Kawerna - fantastyka, książki fantastyczne, fantasy
MEDIA
Kategorie: Komiksy

Suicide Squad. Nadzorować i karać – Ales Kot i Matt Kindt

Najbardziej pociągającymi sylwetkami na kartach książek, powieści graficznych czy w filmach o superbohaterach nie są krystalicznie czyści, sprawiedliwi i pomocni herosi w rajtuzach czy pelerynach, tylko czarne charaktery. Nie dziwi więc fakt, że w komiksowych uniwersach pojawiły się specjalne serie, których protagonistami są antybohaterowie – w DC Comics ich linia nosi nazwę „Suicide Squad” i w jej ramach możemy zobaczyć dobrze nam znane z innych komiksów postacie, jak Harley Quinn czy Deadshota.

Oddział Samobójców nie radzi sobie ostatnio zbyt dobrze, dlatego Amanda Waller, szef wywiadu i przywódczyni grupy, dochodzi do wniosku, że nieokrzesanymi i niezdyscyplinowanymi szaleńcami musi dowodzić ktoś równie niepoprawny, a przy tym nad wyraz inteligentny. Do tej roli nadaje się tylko jedna osoba, syn – dobrze znanego fanom Batmana – komisarzaGordona. A gdy na horyzoncie majaczy olbrzymi stwór z ciał antybohaterów, zaś ludzie zachowują się bardzo niedorzecznie i podejrzanie, James Gordon jr. okazuje się idealnym wodzem Oddziału Samobójców, lecz nie wszystko jest tak kolorowe, jakby się mogło wydawać.

Pierwszy tom nowej serii „Suicide Squad” to nic innego jak wstępniak, do tego bardzo chaotyczny w narracji.
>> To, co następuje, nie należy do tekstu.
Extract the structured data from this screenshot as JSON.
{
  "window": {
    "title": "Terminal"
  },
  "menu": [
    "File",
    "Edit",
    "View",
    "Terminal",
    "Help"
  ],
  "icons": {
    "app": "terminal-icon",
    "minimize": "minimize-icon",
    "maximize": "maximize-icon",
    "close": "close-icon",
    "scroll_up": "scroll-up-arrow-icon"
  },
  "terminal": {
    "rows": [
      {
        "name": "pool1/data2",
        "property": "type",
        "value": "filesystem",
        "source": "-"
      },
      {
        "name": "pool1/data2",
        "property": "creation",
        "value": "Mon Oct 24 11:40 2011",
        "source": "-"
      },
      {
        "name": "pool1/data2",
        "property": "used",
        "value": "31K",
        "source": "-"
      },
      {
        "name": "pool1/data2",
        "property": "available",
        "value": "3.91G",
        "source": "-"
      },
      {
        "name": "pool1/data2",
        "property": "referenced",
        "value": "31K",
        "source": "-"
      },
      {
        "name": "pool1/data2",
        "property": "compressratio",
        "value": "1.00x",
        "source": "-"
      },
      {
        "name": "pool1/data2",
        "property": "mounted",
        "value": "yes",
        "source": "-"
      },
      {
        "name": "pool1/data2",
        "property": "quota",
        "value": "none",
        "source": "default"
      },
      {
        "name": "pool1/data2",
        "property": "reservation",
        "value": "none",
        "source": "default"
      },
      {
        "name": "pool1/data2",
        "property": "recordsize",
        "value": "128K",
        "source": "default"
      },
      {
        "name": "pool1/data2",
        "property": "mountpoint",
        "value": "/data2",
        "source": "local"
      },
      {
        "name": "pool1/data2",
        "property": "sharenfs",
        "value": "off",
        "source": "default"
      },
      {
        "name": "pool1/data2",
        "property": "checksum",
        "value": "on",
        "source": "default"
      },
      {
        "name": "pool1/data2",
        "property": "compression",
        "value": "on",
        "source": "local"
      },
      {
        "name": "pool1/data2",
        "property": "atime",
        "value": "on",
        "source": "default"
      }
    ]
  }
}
Główna oś fabularna prowadzona jest w miarę linearnie, z lekkimi zwrotami akcji, ale przetykają ją wątki genezy Harley Quinn oraz Deadshota, które same w sobie są skonstruowane bardzo dobrze i pozwalają zapoznać się z historią dwójki bohaterów, jednak psują odrobinę odbiór całości, zaburzając ciągłość opowieści. W zasadzie, intryga utworu jest tu bardzo rozmyta, a sceny intrygujące często są urywane w najmniej spodziewanym momencie, co nierzadko wychodzi to im na minus. Paradoksalnie, to nie sekwencje akcji i walk, których tu niemało, stanowią najciekawszy element fabuły – czytelnika bez reszty pożera geniusz młodego Gordona, zarysowanego zgodnie z założeniem, jako inteligentnego socjopatę, mającego w zanadrzu kilka asów i planów. Kiedy jednak chaotyczność zaczyna ustępować, zaś intryga naprawdę wciąga, następuje koniec.

Niewątpliwie mocnym aspektem komiksu są sylwetki bohaterów, portrety psychologiczne owych kreacji zostały dobrze napisane, szczególnie trzech postaci: Harley, Deadshota i Gordona jr. Pierwszych dwoje zyskało dzięki dodatkowym opowieściom o ich genezie, z kolei nowy przywódca grupy we właściwej fabule pokazał się od „najlepszej” strony, być może w następnym tomie w bonusie pokażą jego „drogę na szczyt”, co byłoby bardzo miłym gestem dla czytelników. W dalszej kolejności mamy bohaterów, którzy otrzymali nieco mniej miejsca w historii – mięśniak King Shark, głównodowodząca Amanda Waller, jej przyboczny Nieznany Żołnierz czy zdolny do generowania energiiVolaic – są to jednak sylwetki bardzo wyraziste i nadające całości kolorytu. Gorzej jest z antagonistami, którzy niestety nie zapadają w pamięć.

Warstwa graficzna utworu prezentuje się dobrze, nie są to wprawdzie plansze w stylu wysokoartystycznym, ale kolorystyka, cieniowanie i kreska współgra z narracją komiksu – mroczny klimat, nadany dzięki odpowiedniemu doborowi barw; nastrojowość i dynamika, oddana za pomocą plastycznej kreski oraz ciekawie zaprezentowani bohaterowie (sceneria nieco słabiej, ale nie pominięto szczegółów) – to zasługa zespołu grafików z Patrickiem Zircherem na czele.

„Nadzorować i karać” to dopiero początek, sam tom jedynie wprowadza do segmentu opowieści o grupie przestępców, wariatów i płatnych najemników, którzy na skutek pewnego zbiegu okoliczności są zmuszeni do ratowania świata. Najgorsi z najgorszych w roli obrońców ludzkości? To może być ciekawe. Póki co, początek zachęca, choć nie obiecuje zbyt dużo. Jeżeli ktoś ma ochotę na superbohaterów w krwistej i brutalnej wersji – zapraszam!